Deux personnalités emblématiques sont encore à évoquer, l’une disparue et l’autre encore parmi nous, parce qu’elle nous ont beaucoup marqué en exprimant toute l’importance à leurs yeux que les nouvelles générations prennent leur relais mémoriel. Gerhart Riegner était un jeune délégué du Congrès juif mondial établi à Genève quand il a eu à transmettre aux autorités alliées et helvétiques, dans le fameux télégramme Riegner, durant l’été 1942, des informations effrayantes sur l’existence de la Solution finale. À la fin de sa vie, et du siècle dernier, il était préoccupé par les réactions de repli et de déni qui s’exprimaient en Suisse, et de l’antisémitisme qui se réveillait. Quant à la présidente d’honneur de la Fondation pour la mémoire de la Déportation, Marie-José Chombart de Lauwe, elle nous a aussi alerté sur cette question de l’inscription de la transmission mémorielle dans la durée. Elle incarne par ailleurs magnifiquement cette interaction productive entre histoire et mémoire puisqu’elle s’est revendiquée comme témoin et chercheuse, ayant étudié les sciences sociales à un niveau doctoral pour tenter de comprendre et de donner un sens possible à sa propre expérience.
Le relativisme
Venons-en maintenant à la notion de relativisme. Nous aurions pu parler de négationnisme, de déni, d’occultation, de mensonge, mais ce sont là toutes les dérives qui peuvent se cacher derrière ce phénomène apparemment plus léger, le relativisme.
De quoi s’agit-il ?
Prenons tout d’abord un exemple italien. Il s’agit d’une tentative récurrente de la droite et de l’extrême droite de s’en prendre à la mémoire républicaine et antifasciste de l’Italie en appelant à une réconciliation des mémoires qui ne produirait que du brouillage. Par exemple, beaucoup de jeunes gens du Sud de l’Italie ont été enrôlés dans l’armée italienne pendant la Seconde Guerre mondiale. Parmi ceux qui ne sont pas revenus, certains ont été tués en 1942 face aux armées alliées lors des batailles d’El Alamein en Égypte. D’autres, enrôlés dans la division Acqui, ont été tués un an plus tard sur l’île de Célaphonie après leur refus de continuer la guerre avec les Allemands à la suite de l’Armistice entre les Italiens et les Alliés.
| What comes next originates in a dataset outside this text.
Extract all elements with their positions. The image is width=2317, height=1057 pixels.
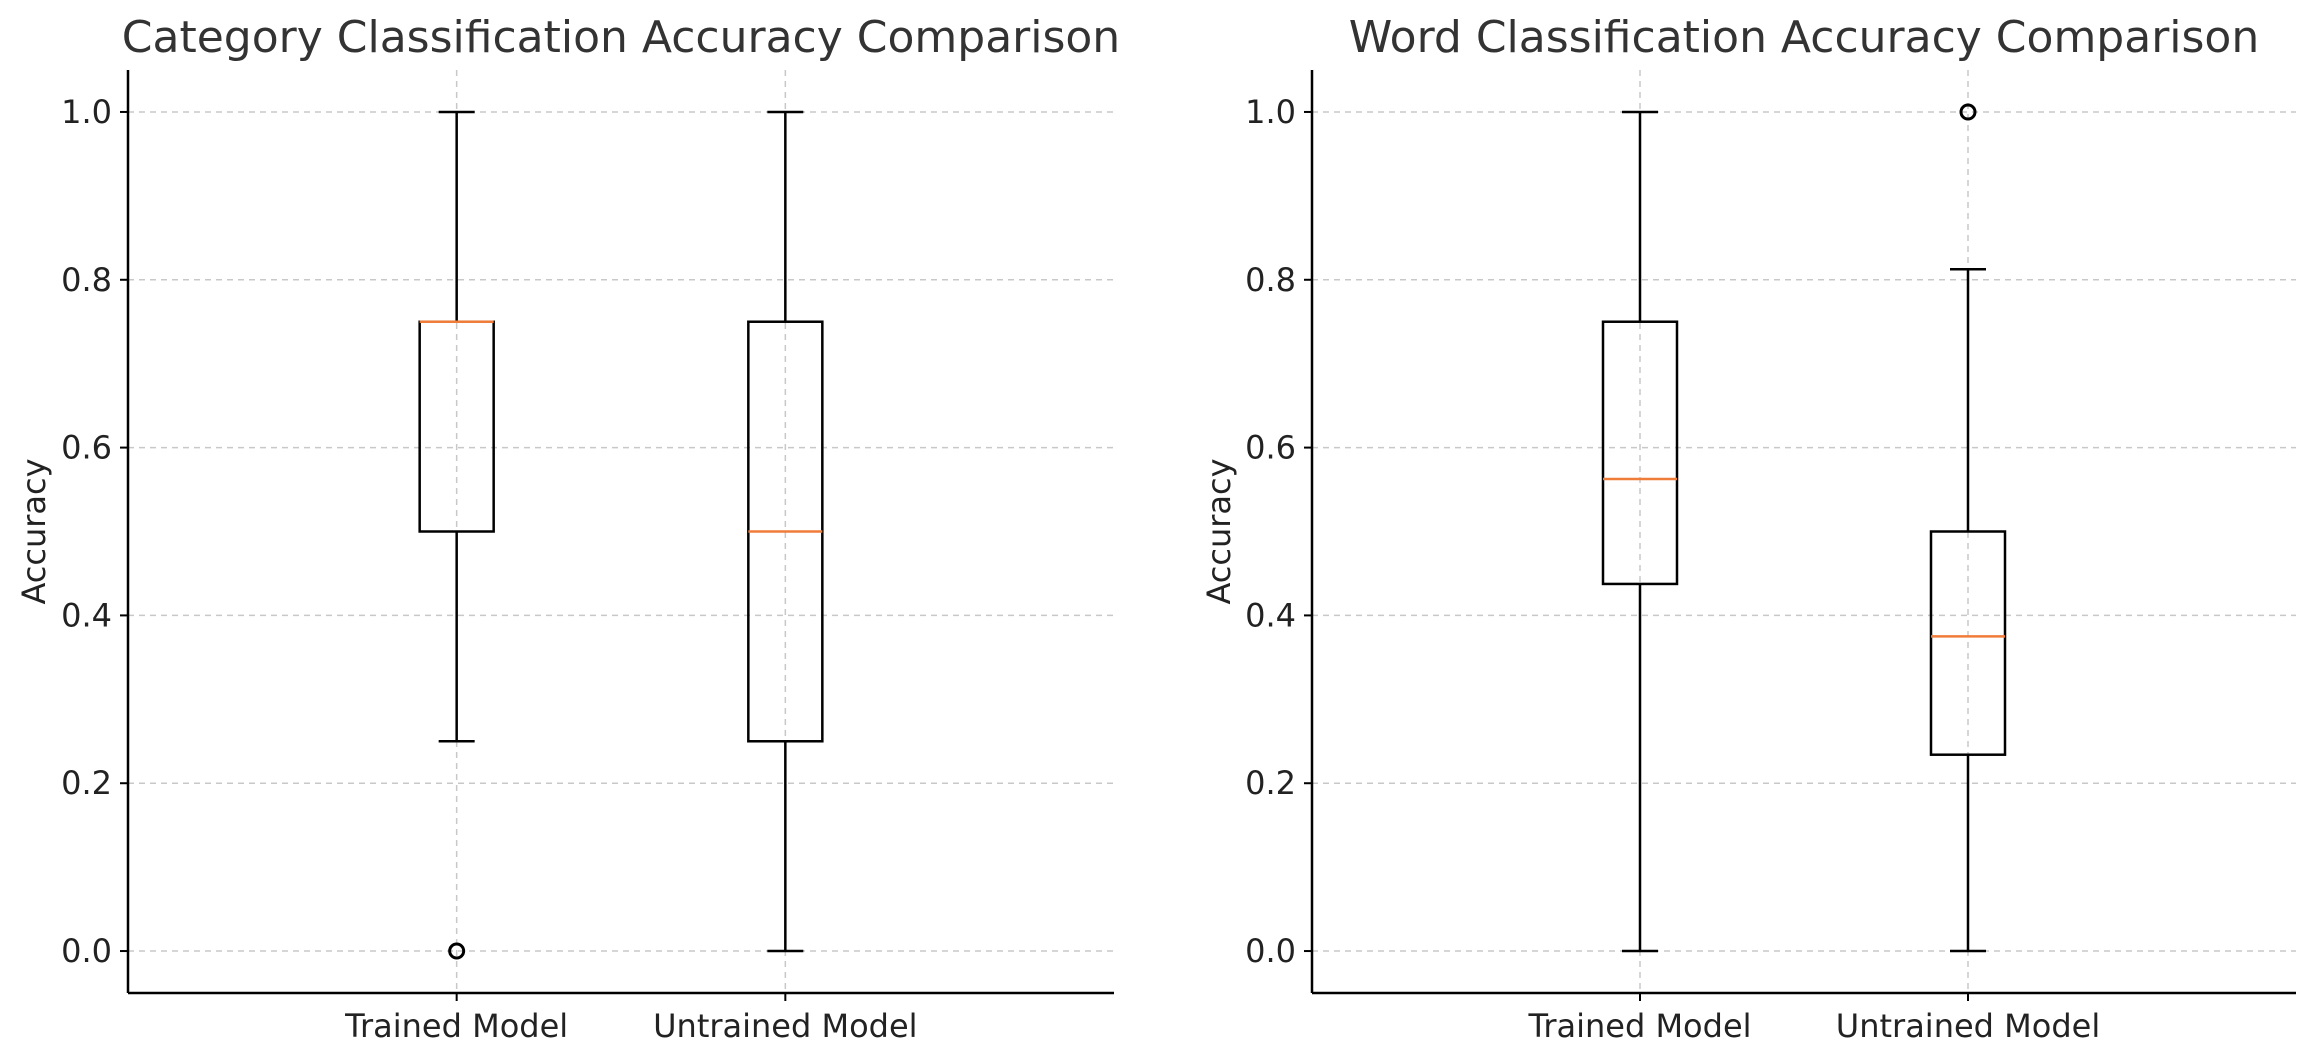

Que le chagrin des mères des uns et des autres soit le même, ce n’est pas contestable. Mais ce n’est pas une raison pour les commémorer tous de la même manière. Le travail d’histoire consiste ici à reprendre le schéma de Raul Hilberg dans La destruction des juifs d’Europe, c’est-à-dire la prise en compte des trois points de vue portés sur le même crime de masse, celui des victimes, et de leurs mères, mais aussi celui des exécuteurs et bourreaux, et enfin celui des témoins qui peuvent être actifs ou passifs, ceux qui n’ont rien vu, rien n’entendu… Le travail d’histoire interroge donc la nature des crimes et de ce qui a causé la mort des victimes, ce qui, dans les cas d’El Alamein et Céphalonie, mourir dans les forces de l’Axe et mourir pour avoir refusé de combattre avec les forces de l’Axe, ne peut donc en aucun cas être considéré de la même manière. Mais ces tentatives de brouillage par assimilation ou relativisme ont été constamment présentes dans l’histoire de la mémoire de la Seconde Guerre mondiale en Italie (par exemple Schwarz, 2010).
Dans le département de la Haute-Savoie, un même relativisme a pris des allures un peu extrêmes dans deux affaires que nous évoquerons brièvement, provoquées par un seul et même auteur (voir Heimberg, 2014).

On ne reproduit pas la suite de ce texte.